Probability of sampling at least one member of each class

135 Views Asked by At

Suppose we have $N$ samples partitioned into $C$ classes with $N_1, ..., N_C$ the number of samples in each class. Randomly we pick up $n$ samples. What is the probability to have every class in this selection (at least one sample from each class)

For this problem, I came up with the solution presented here (https://math.stackexchange.com/users/72858/ethan-bolker)

The total number of samples of size $n$ picked up among $N$ is $\binom{N}{n}$ Then you have $N_1$ ways to choose one sample from the first class, $N_2$ from the second, ... $N_C$ from the last one.
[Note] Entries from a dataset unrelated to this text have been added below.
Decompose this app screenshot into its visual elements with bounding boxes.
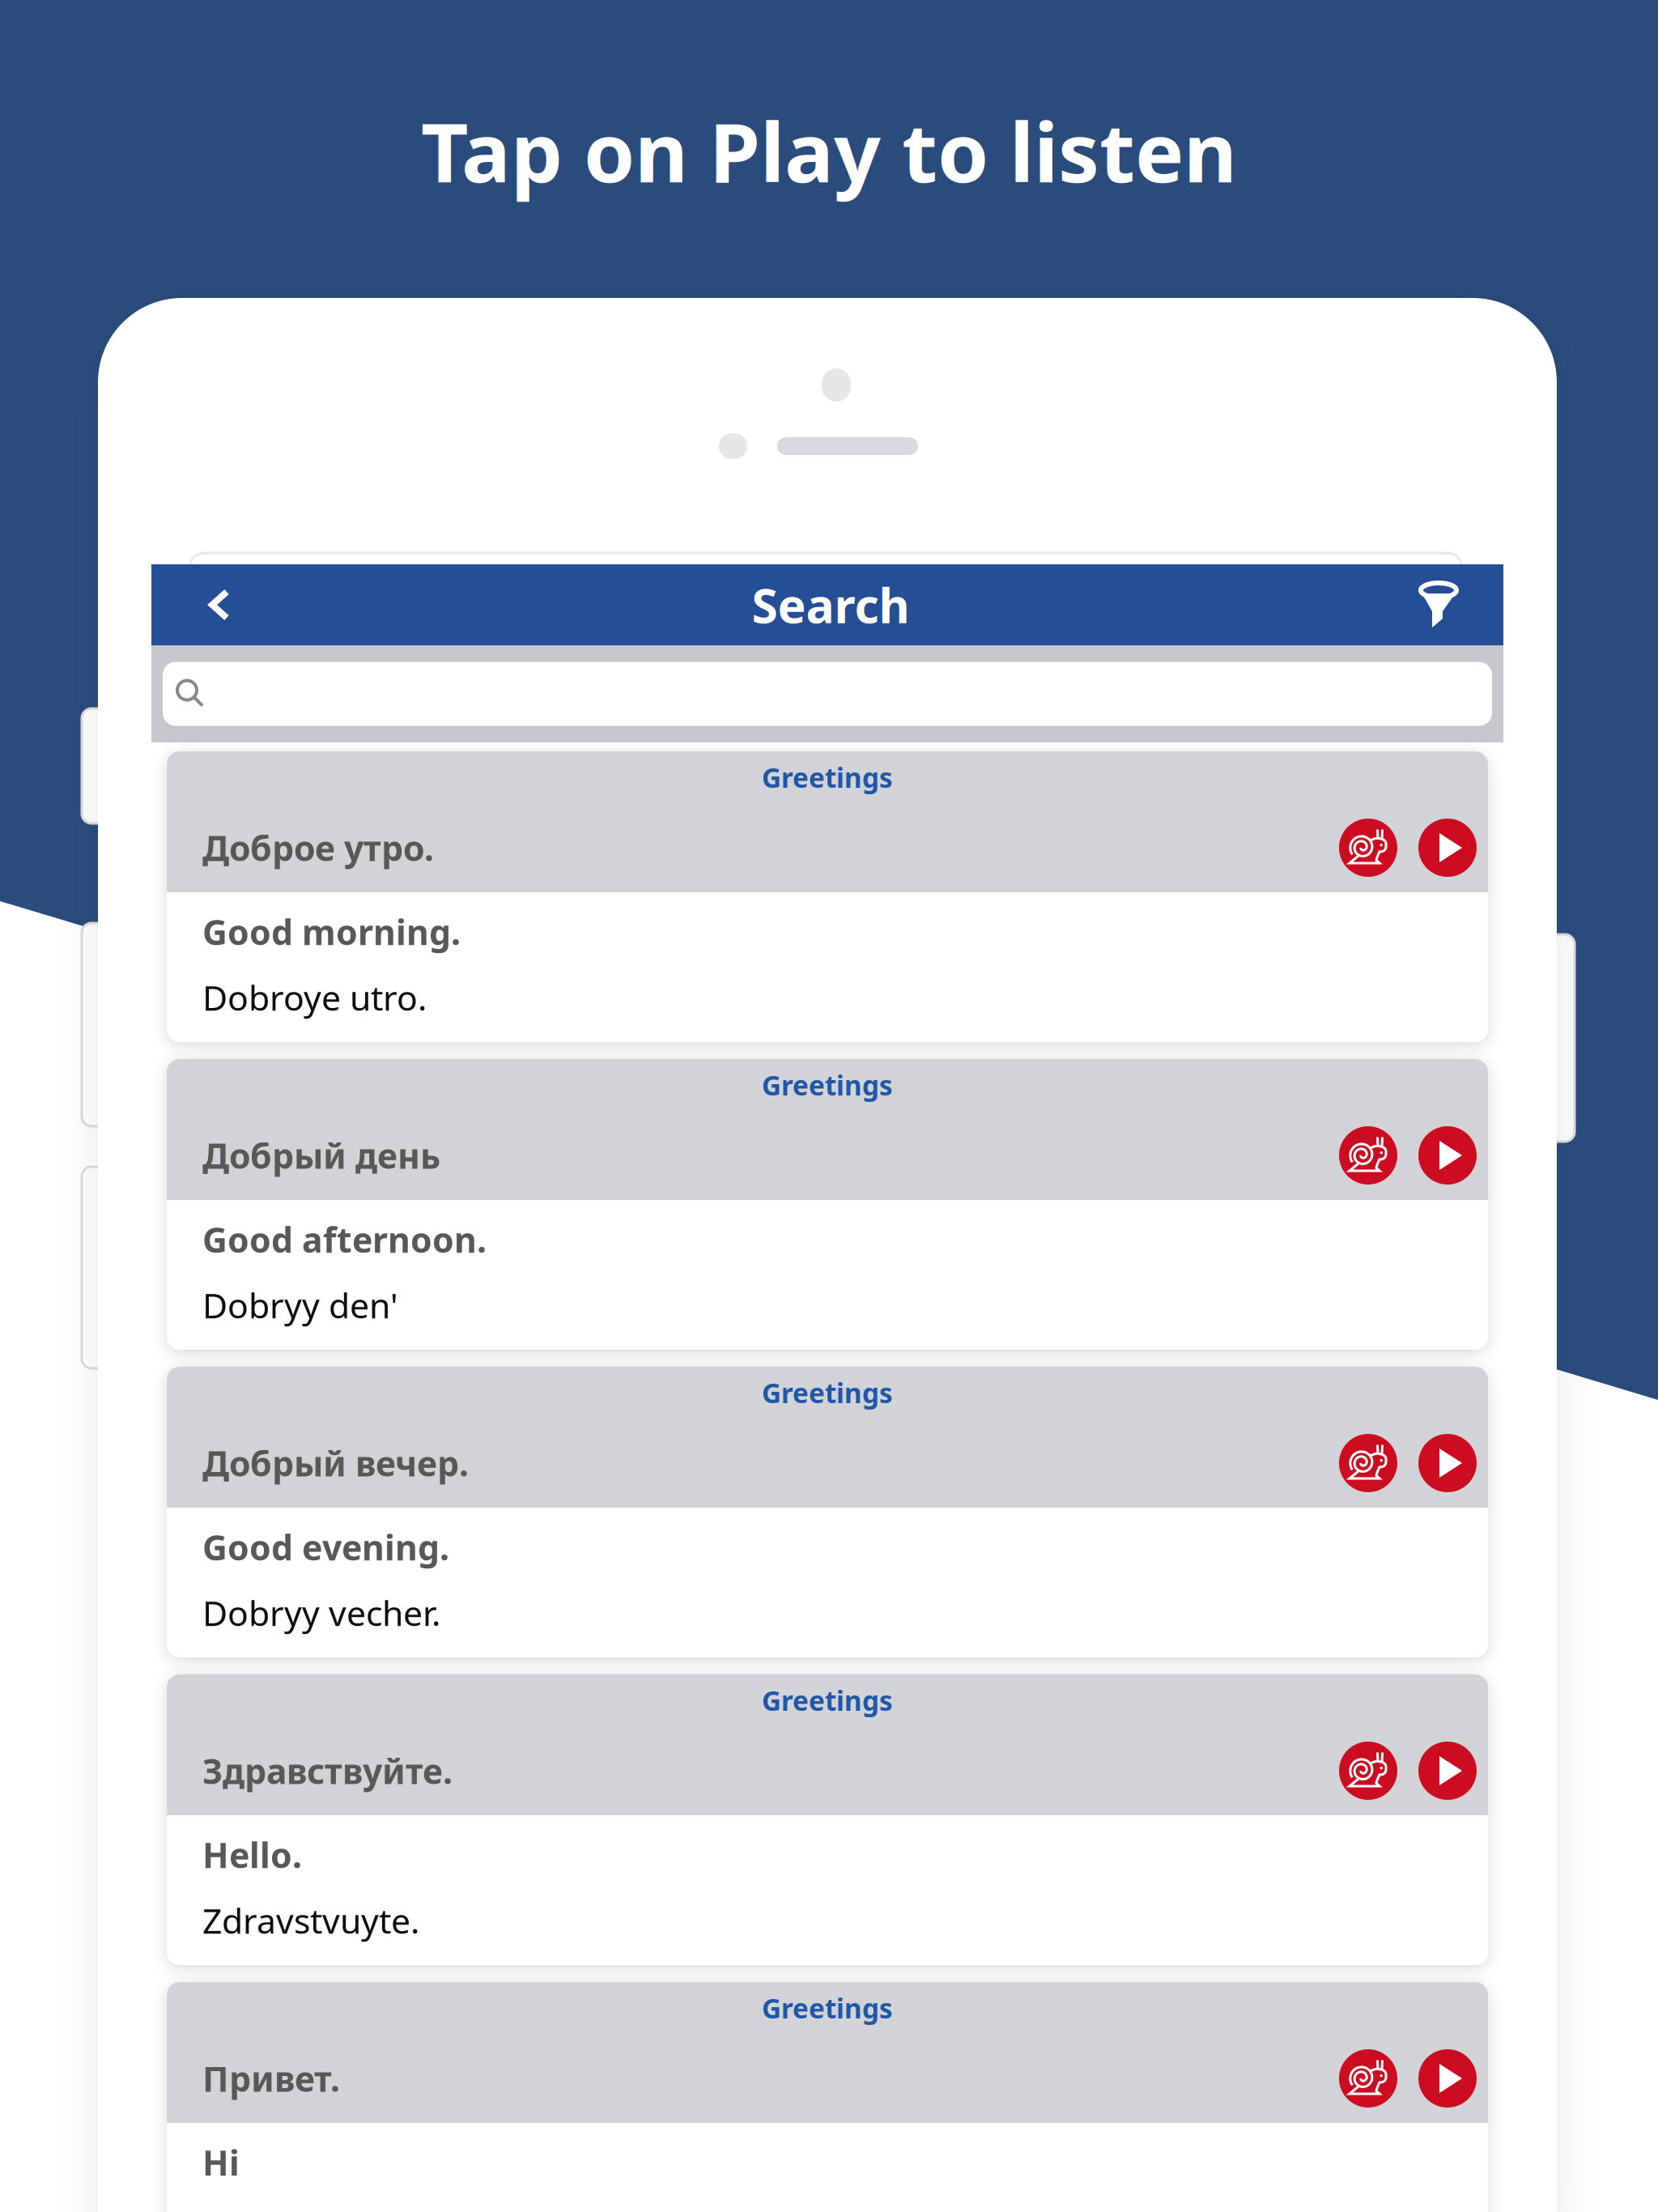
button[interactable]: Good afternoon. — [167, 1200, 1488, 1350]
staticText: Привет. — [202, 2055, 340, 2101]
button[interactable]: Play slowly — [1339, 1126, 1397, 1185]
staticText: Good evening. — [202, 1524, 449, 1570]
button[interactable]: Play — [1418, 2049, 1477, 2108]
staticText: Greetings — [762, 759, 893, 795]
button[interactable]: Play slowly — [1339, 819, 1397, 877]
button[interactable]: Hi — [167, 2123, 1488, 2212]
button[interactable]: Search — [163, 662, 1492, 726]
staticText: Hi — [202, 2139, 240, 2185]
button[interactable]: Play slowly — [1339, 1742, 1397, 1800]
staticText: Добрый день — [202, 1132, 440, 1178]
staticText: Dobroye utro. — [202, 974, 427, 1020]
button[interactable]: Play slowly — [1339, 2049, 1397, 2108]
staticText: Greetings — [762, 1067, 893, 1103]
button[interactable]: Back — [151, 564, 287, 645]
staticText: Tap on Play to listen — [421, 96, 1237, 205]
button[interactable]: Good evening. — [167, 1508, 1488, 1657]
staticText: Good morning. — [202, 909, 461, 955]
staticText: Dobryy den' — [202, 1282, 398, 1328]
button[interactable]: Play — [1418, 1126, 1477, 1185]
staticText: Доброе утро. — [202, 825, 434, 871]
staticText: Zdravstvuyte. — [202, 1897, 419, 1943]
staticText: Greetings — [762, 1682, 893, 1718]
staticText: Здравствуйте. — [202, 1748, 453, 1794]
button[interactable]: Hello. — [167, 1815, 1488, 1965]
staticText: Greetings — [762, 1990, 893, 2026]
staticText: Dobryy vecher. — [202, 1590, 440, 1636]
button[interactable]: Filter — [1374, 564, 1503, 645]
staticText: Добрый вечер. — [202, 1440, 469, 1486]
button[interactable]: Play — [1418, 819, 1477, 877]
button[interactable]: Play — [1418, 1742, 1477, 1800]
staticText: Search — [752, 573, 910, 636]
button[interactable]: Good morning. — [167, 892, 1488, 1042]
staticText: Greetings — [762, 1375, 893, 1411]
button[interactable]: Play slowly — [1339, 1434, 1397, 1492]
staticText: Hello. — [202, 1832, 302, 1878]
staticText: Good afternoon. — [202, 1216, 487, 1262]
button[interactable]: Play — [1418, 1434, 1477, 1492]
And finally $\binom{N-C}{n-c}$ ways to pick up indifferently the remaining samples.

$$\frac{N_1 N_2...N_C\binom{N-C}{n-c}}{\binom{N}{n}}$$

However with $N=10 000$, $N_1=N_2=...=N_C=1000$ and $n=100$, I get very high probabilities around $10^9$

So I thought I did a mistake and went with the complementary event "What is the probability of having at least one class that is NOT represented ?" Here we will take balanced classes $N_1=N_2=...=N_C$

There are $C$ ways to choose the class that is not represented then you have $\binom{N-N_1}{n}$ ways to pick up the $n$ samples among the $C-1$ classes that are represented (population of size $N-N_1$)

So the answer of the first problem would the be $$1- \frac{C\binom{N-N_1}{n}}{\binom{N}{n}}$$

However, once again with $N=10 000$, $N_1=N_2=...=N_C=1000$ and $n=10$ I will obtain negative or above 1 probabilities.
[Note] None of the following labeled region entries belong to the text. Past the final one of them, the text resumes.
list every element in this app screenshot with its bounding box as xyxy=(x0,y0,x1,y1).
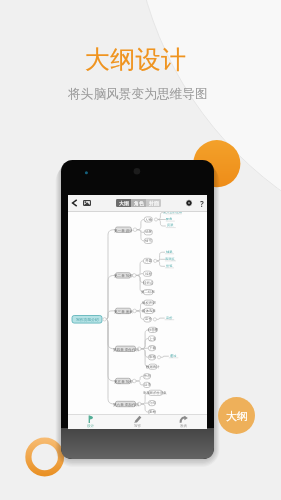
button[interactable]: 角色 xyxy=(131,199,146,207)
staticText: 铺垫 xyxy=(166,250,173,254)
staticText: 高潮点 xyxy=(165,257,175,261)
button[interactable]: 大纲 xyxy=(218,397,255,434)
staticText: 发表 xyxy=(180,424,188,429)
staticText: 添加新的作品集 xyxy=(143,391,167,395)
staticText: 介绍 xyxy=(149,401,156,405)
staticText: 写作 xyxy=(134,424,142,429)
staticText: 开篇 xyxy=(145,259,152,263)
staticText: 第二结局 xyxy=(141,290,155,294)
button[interactable]: 封面 xyxy=(146,199,161,207)
staticText: 第四章 添件作品 xyxy=(113,347,140,352)
staticText: 反派 xyxy=(167,223,174,227)
staticText: 配角 xyxy=(166,217,173,221)
staticText: 素材 xyxy=(149,410,156,414)
button[interactable]: Image xyxy=(80,195,93,211)
staticText: 转折点 xyxy=(143,281,154,285)
staticText: 第六章 添加作品 xyxy=(113,402,140,407)
staticText: 人物 xyxy=(145,218,152,222)
staticText: 封面 xyxy=(149,200,159,206)
staticText: 设计 xyxy=(87,424,95,429)
button[interactable]: 发表 xyxy=(161,415,207,429)
staticText: 角色 xyxy=(134,200,144,206)
staticText: 第一章 设计 xyxy=(114,228,133,233)
staticText: 上传 xyxy=(149,337,156,341)
staticText: 大纲 xyxy=(119,200,129,206)
staticText: 下载 xyxy=(149,346,156,350)
button[interactable]: Settings xyxy=(182,195,195,211)
button[interactable]: 大纲 xyxy=(116,199,131,207)
staticText: 媒体选择 xyxy=(142,309,156,313)
staticText: ? xyxy=(200,198,204,209)
button[interactable]: Back xyxy=(68,195,81,211)
staticText: 主人公的性格 xyxy=(163,210,183,214)
staticText: 场景 xyxy=(145,230,152,234)
staticText: 大纲设计 xyxy=(85,44,187,75)
staticText: 第五章 写作 xyxy=(114,379,133,384)
staticText: 定价 xyxy=(166,316,173,320)
staticText: 数据统计 xyxy=(146,365,160,369)
staticText: 封面图 xyxy=(148,328,159,332)
staticText: 通过 xyxy=(170,354,177,358)
staticText: 写作功能介绍 xyxy=(76,317,99,322)
staticText: 过程 xyxy=(145,272,152,276)
staticText: 作品 xyxy=(144,374,151,378)
staticText: 审核 xyxy=(149,355,156,359)
button[interactable]: Help xyxy=(196,195,207,211)
staticText: 第三章 发表 xyxy=(114,309,133,314)
staticText: 大纲 xyxy=(226,409,248,423)
button[interactable]: 写作 xyxy=(115,415,161,429)
staticText: 情节 xyxy=(145,239,152,243)
staticText: 第二章 写作 xyxy=(114,273,133,278)
staticText: 目录 xyxy=(144,383,151,387)
staticText: 伏笔 xyxy=(166,264,173,268)
staticText: 版权声明 xyxy=(142,301,156,305)
staticText: 将头脑风景变为思维导图 xyxy=(68,86,208,102)
button[interactable]: 设计 xyxy=(68,415,114,429)
staticText: 定价 xyxy=(145,317,152,321)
Could someone please tell me why these formulas are false

1

There are 1 best solutions below

2
On BEST ANSWER

Consider for example $6$ samples, $2$ of which are blue (B1 and B2), $2$ of which are green (G1 and G2), and $2$ red (R1 and R2). Then we want to pick at least one sample from each color with $n=4$

With your initial formula, the choice $\{\text{B1,B2,G1,R1}\}$ gets counted twice! Indeed, we could first pick $\{\text{B1,G1,R1}\}$, one from each color, and then pick $\{\text{B2}\}$ from the remaining samples, or we could first pick $\{\text{B2,G1,R1}\}$, and then pick $\{\text{B1}\}$ from the remaining samples.

The bigger $n$ gets, the more incorrect double counting you do, so that you incorrectly get probabilities that exceed $1$.


Your second approach is also wrong due to double counting: Let's add two samples of color yellow (Y1 and Y2) to the above example. One way to not pick at least one sample from each color is the choice $\{B1, B2, G1, G2\}$. But you count this twice! Indeed, on could first pick to ignore the red color and then choose $\{B1, B2, G1, G2\}$, or one could first pick to ignore the yellow color and then choose $\{B1, B2, G1, G2\}$. Because you subtract incorrectly doubly-counted cases, you can incorrectly end up with negative probabilities.